The Chaco War covers the conflict of the same name between Bolivia and Paraguay from 1932-35. A single map depicts the desolate Gran Chaco region, while the 190 counters are split between division-sized units and game markers. Turns represent one month of time. The basic unit of the game is the infantry division, with several cavalry divisions thrown in. Also included are generals (of varying degrees of competence), trucks (to transport troops or supply), and a handful of armored, engineer and air units.
While most of TCW's rules are standard fare, there is one significant detail of the game -- supply -- that receives some unusual treatment. Both sides receive combat supply and replacements based on how long the supply lines are army HQ to a supply source. A die roll is made and a chart consulted for the result. The supply rules, while not overwhelming, are somewhat more involved than a typical wargame. However, as the game's designer points out, this is done so as to reflect the tenuous supply situation that existed in his out-of-the-way region. Remember, this isn't a typical war; besides, after a few turns the supply rules become less a mental effort and more a strategic concern, which is as it should be.
The game's CRT is quite bloody -- combatants take losses in percentages rather than set amounts, in increments of 10, 25 and 50 percent. Thus, bigger forces take increasingly bigger losses. Likewise, the terrain is hardly ideal for combat; almost every terrain-type (even clear) invokes some penalty on attacker, defender or both. Again, as with the supply rules, this brings home that fact that the Chaco War was a brutal fight in a brutal environment.
In addition to the campaign game, several smaller scenarios are offered. Despite the detail of the game's turns (in addition to the supply logistics, both sides get to opportunities to attack and a reaction turn as well, in addition to a political phase), the game plays rather fast, and players will find that they will want to play beyond the end of a given scenario, just to see what will happen next.

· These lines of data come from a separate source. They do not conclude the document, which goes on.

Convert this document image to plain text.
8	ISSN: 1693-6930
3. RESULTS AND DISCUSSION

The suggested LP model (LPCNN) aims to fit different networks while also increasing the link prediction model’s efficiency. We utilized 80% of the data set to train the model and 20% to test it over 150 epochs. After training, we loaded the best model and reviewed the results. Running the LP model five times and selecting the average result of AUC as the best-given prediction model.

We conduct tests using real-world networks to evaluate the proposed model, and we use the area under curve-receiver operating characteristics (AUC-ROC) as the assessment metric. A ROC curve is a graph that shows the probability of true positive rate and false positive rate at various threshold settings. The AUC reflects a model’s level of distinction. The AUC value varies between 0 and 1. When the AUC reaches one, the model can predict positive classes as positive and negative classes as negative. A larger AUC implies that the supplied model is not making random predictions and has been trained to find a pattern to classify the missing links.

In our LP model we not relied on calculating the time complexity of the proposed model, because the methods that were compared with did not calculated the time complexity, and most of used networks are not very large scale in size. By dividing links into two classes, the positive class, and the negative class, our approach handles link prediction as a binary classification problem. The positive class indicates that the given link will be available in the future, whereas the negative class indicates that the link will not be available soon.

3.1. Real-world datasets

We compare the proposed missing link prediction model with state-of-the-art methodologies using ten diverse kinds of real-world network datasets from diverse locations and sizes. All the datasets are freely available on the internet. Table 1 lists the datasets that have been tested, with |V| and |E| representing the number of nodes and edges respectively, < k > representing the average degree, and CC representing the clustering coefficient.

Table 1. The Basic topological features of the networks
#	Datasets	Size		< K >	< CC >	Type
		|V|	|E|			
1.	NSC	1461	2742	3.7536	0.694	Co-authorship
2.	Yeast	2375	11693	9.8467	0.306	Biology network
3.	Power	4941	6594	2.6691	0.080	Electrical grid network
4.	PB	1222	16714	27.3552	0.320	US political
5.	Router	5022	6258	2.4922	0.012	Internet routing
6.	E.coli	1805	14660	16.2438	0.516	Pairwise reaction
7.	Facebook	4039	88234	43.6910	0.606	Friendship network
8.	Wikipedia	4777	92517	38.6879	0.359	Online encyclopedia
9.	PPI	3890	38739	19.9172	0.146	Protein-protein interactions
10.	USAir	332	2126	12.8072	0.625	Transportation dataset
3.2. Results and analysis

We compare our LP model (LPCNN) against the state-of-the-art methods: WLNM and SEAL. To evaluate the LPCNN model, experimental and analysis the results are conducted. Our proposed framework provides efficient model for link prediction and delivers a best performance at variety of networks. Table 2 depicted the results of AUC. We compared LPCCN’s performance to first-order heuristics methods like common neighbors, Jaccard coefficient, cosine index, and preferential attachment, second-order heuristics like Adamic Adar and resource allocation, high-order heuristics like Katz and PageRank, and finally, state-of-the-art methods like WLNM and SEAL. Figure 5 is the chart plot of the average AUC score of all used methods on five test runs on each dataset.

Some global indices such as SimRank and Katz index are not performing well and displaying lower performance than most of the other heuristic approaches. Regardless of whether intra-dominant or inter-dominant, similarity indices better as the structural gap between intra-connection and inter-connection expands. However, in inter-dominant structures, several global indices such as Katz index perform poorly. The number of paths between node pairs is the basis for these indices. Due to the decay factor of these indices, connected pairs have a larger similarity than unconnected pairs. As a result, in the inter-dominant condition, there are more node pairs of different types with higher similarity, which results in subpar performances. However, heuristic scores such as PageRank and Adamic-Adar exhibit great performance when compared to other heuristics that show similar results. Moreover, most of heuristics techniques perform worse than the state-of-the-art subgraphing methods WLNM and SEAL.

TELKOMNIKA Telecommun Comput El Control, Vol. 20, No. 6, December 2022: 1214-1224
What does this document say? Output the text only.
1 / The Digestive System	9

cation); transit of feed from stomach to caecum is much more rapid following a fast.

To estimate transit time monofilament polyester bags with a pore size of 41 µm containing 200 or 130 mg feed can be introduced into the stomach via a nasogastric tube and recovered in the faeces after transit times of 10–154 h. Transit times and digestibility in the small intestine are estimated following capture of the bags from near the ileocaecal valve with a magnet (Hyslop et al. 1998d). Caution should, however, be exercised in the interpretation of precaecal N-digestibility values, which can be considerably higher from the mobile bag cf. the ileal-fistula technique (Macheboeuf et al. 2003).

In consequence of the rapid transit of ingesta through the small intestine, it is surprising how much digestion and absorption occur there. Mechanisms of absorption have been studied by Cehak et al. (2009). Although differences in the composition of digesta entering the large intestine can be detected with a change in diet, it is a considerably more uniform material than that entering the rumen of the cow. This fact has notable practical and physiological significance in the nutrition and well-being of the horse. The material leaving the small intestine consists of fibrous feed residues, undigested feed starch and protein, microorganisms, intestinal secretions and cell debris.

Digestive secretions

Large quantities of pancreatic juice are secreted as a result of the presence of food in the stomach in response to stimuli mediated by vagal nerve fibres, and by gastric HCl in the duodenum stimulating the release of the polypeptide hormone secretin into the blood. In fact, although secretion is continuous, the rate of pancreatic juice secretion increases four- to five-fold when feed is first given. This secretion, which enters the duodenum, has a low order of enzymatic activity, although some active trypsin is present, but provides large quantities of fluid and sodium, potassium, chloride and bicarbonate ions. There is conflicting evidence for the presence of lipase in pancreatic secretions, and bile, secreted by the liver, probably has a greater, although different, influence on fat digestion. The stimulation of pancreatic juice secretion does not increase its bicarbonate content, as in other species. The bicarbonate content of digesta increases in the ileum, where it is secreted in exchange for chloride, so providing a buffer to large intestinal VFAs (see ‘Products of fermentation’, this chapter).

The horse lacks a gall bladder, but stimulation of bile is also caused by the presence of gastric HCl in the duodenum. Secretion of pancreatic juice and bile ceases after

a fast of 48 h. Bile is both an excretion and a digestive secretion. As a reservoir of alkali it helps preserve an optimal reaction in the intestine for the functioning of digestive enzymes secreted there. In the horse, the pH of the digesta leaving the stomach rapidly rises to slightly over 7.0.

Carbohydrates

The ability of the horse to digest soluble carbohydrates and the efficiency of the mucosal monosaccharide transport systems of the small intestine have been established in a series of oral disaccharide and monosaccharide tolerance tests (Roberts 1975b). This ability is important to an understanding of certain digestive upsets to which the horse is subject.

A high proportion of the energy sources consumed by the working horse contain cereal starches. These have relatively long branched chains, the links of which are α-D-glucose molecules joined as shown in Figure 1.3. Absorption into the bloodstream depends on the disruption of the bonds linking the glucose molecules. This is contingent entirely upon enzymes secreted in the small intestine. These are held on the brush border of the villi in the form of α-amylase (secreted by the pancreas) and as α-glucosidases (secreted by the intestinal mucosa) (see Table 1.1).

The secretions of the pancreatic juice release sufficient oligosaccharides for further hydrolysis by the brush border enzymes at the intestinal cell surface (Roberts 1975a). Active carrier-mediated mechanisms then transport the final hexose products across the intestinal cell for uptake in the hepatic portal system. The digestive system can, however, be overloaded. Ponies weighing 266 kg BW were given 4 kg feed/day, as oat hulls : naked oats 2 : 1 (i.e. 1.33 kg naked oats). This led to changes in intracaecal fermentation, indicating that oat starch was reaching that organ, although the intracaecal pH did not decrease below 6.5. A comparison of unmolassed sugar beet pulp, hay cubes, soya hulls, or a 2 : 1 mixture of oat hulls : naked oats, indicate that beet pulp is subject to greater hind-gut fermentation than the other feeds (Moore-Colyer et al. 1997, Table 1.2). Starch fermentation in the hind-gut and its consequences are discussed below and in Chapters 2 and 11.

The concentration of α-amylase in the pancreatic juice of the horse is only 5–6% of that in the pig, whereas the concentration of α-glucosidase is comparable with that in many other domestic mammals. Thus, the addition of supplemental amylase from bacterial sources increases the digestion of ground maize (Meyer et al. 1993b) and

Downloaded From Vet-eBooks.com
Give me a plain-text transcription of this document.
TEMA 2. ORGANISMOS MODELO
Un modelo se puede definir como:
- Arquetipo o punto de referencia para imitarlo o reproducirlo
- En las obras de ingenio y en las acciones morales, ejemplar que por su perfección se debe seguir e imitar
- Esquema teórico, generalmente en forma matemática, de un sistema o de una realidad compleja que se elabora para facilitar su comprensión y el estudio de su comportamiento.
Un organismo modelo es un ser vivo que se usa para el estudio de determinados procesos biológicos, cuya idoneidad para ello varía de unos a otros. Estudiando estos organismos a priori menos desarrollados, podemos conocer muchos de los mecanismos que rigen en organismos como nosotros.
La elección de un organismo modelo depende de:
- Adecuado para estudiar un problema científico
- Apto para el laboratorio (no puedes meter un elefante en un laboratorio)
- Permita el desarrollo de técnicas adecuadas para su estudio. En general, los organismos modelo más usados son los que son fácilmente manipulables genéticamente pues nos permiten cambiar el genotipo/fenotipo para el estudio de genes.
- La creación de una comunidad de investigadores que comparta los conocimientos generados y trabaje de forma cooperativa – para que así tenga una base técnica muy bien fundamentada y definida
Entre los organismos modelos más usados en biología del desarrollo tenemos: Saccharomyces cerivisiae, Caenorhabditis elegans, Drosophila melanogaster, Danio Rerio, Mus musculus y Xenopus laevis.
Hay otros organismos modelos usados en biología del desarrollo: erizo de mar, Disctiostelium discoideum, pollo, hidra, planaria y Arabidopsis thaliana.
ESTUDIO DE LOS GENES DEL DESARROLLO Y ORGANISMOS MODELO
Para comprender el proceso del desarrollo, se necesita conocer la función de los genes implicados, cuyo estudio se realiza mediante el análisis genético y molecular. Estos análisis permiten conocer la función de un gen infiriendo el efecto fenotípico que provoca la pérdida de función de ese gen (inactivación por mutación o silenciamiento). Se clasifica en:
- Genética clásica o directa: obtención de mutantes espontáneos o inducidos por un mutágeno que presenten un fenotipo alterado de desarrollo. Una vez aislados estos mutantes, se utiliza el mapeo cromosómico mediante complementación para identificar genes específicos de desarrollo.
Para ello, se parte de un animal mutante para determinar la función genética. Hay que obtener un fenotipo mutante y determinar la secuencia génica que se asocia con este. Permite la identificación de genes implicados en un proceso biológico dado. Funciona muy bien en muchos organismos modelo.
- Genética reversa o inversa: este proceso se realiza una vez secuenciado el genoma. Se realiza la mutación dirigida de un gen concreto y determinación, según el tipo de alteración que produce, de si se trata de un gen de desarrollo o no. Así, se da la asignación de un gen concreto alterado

All in all, TCW offers a fine simulation on a remote conflict. While I wouldn't recommend this game for a beginner (while a beginner's game is offered, it lacks much of the chrome that makes TCW so appealing), it is a solid intermediate level game that will give players a good break from the usual wargaming "theaters," while also offering an interesting game system that matches the rugged nature of the Chaco War itself.